C’était donc il y a quarante ans. Consécutive à la mort de Georges Pompidou, l’élection avait lieu bien avant son échéance normale qui était 1976 et sans doute arrivait-elle un peu trop tôt. Non programmée, il avait fallu tout organiser en quelques semaines.
Nous disposions, cependant de moyens beaucoup plus importants qu’en 1965. Les 800 m2 d’un étage de la Tour Montparnasse avaient remplacé les quatre petits bureaux de la rue du Louvre.
Des onze candidats qui sollicitaient les suffrages des électeurs, trois seulement avaient une chance d’accéder au second tour : François Mitterrand lui-même, à nouveau candidat de toute la gauche et, pour la droite, deux candidats qui ne se ménageaient pas bien qu’ils aient naguère gouverné ensemble : Jacques Chaban-Delmas et Valéry Giscard d’Estaing.
François Mitterrand menait une campagne particulièrement active. Présentant un programme concret, notamment en matière économique et sociale, réunissant des foules de plus en plus nombreuses et le tout dans une bonne harmonie avec les organisations politiques, dont le Parti communiste, et syndicales engagées à ses côtés. Il dira lui-même, dans un entretien à l’Unité que « pas une seconde, le candidat de la gauche ne s’est trouvé devant une pression des formations qui le soutiennent ».
A la veille du 1er tour, nous savions que le scrutin final se jouerait à quelques centaines de milliers de voix. Il restait donc, dans les dernières heures, à convaincre les électrices et les électeurs qui hésitaient encore à voter à gauche et dont l’effort serait décisif.
Le dimanche 5 mai, onze millions de Françaises et de Français votaient pour le candidat de la gauche qui se retrouvait donc en présence de Valéry Giscard d’Estaing après le sévère échec de Chaban-Delmas. Selon les sondages, les deux finalistes avaient des chances de victoires à peu près équivalentes. François Mitterrand se retrouvait en tout cas dans la même position que le Général De Gaulle en 1965 et que Georges Pompidou en 1969. Un vrai changement était devenu possible avec la gauche rassemblée. Il nous paraissait à portée de la main.
Les médias s’intéressaient évidemment au face à face télévisé dont certains diront qu’il s’était déroulé à l’avantage de Valéry Giscard d’Estaing traitant François Mitterrand d’ « homme du passé ». Je soulignais au contraire dans l’Unité que François Mitterrand avait attiré à lui de nouveaux courants bien au-delà des organisations qui dès le départ soutenaient sa candidature : il s’agissait non seulement de l’extrême gauche mais aussi de tous ceux, gaullistes, chrétiens, centristes, républicains de diverses nuances qui, placés devant le choix décisif, préféraient le camp du progrès et de la justice à celui du conservatisme et de la réaction.

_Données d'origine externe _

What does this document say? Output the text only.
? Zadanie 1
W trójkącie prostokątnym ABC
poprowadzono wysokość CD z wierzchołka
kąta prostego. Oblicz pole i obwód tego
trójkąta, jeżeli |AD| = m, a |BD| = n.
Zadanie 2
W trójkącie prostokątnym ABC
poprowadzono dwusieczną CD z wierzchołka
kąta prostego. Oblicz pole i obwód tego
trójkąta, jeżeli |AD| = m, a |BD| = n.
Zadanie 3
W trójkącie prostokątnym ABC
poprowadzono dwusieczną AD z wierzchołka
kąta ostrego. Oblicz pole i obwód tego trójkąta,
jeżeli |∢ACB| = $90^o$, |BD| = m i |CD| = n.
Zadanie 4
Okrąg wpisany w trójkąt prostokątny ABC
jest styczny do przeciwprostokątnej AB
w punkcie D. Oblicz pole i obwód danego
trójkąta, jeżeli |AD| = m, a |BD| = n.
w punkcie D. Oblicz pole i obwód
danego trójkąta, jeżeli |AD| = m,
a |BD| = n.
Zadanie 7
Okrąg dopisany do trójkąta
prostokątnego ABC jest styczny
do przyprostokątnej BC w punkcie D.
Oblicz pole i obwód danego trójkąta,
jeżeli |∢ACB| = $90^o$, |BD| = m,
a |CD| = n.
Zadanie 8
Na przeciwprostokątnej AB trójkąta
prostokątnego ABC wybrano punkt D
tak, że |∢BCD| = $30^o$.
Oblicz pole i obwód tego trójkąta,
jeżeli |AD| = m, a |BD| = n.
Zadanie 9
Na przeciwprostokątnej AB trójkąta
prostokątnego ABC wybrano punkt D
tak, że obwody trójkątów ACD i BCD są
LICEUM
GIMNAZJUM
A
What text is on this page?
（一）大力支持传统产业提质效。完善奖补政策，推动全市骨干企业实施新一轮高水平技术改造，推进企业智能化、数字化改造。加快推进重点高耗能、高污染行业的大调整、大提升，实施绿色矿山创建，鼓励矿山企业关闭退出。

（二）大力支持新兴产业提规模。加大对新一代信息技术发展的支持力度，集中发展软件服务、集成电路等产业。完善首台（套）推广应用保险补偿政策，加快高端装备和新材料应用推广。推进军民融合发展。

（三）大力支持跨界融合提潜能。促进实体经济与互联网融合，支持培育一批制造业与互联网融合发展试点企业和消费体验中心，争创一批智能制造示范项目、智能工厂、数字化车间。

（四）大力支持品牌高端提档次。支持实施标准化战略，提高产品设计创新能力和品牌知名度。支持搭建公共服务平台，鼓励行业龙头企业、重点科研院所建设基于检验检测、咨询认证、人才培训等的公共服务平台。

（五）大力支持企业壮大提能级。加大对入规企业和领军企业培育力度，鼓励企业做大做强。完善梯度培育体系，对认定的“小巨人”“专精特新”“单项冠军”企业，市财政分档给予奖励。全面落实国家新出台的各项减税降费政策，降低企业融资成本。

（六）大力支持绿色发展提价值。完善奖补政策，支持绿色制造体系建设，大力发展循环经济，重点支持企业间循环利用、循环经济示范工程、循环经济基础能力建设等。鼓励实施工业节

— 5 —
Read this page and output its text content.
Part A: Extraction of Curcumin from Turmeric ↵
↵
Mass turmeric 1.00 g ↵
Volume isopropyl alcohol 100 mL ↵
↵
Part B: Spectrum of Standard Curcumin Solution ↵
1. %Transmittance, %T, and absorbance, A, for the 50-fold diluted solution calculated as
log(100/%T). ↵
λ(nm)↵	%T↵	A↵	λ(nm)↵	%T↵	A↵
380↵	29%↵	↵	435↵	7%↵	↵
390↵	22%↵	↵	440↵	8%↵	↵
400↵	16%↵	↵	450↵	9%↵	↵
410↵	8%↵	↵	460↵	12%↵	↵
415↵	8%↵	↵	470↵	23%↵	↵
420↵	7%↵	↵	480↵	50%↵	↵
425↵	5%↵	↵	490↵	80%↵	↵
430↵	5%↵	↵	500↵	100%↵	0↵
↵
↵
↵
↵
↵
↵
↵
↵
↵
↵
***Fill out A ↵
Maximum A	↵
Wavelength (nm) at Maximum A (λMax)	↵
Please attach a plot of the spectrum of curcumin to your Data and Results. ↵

Toute la journée du dimanche 19 mai nous étions donc dans l’attente anxieuse des résultats qui allaient, hélas, se traduire pour nous par une énorme déception. François Mitterrand avait obtenu 13 millions de voix. Il en avait manqué 420.000, bien qu’il ait dépassé la majorité absolue dans 44 départements, ce qui était une grande promesse pour l’avenir.
C’est à partir de là que François Mitterrand va aussitôt rebondir dès le lundi matin. Alors que nous l’attendons, un peu triste, à la Tour Montparnasse, il arrivait en pleine forme. « Pas d’abattement, nous disait’ il, le combat reprend dès aujourd’hui. La prochaine fois sera la bonne ».
Il avait raison. « La prochaine fois », le 10 mai 1981 était la bonne !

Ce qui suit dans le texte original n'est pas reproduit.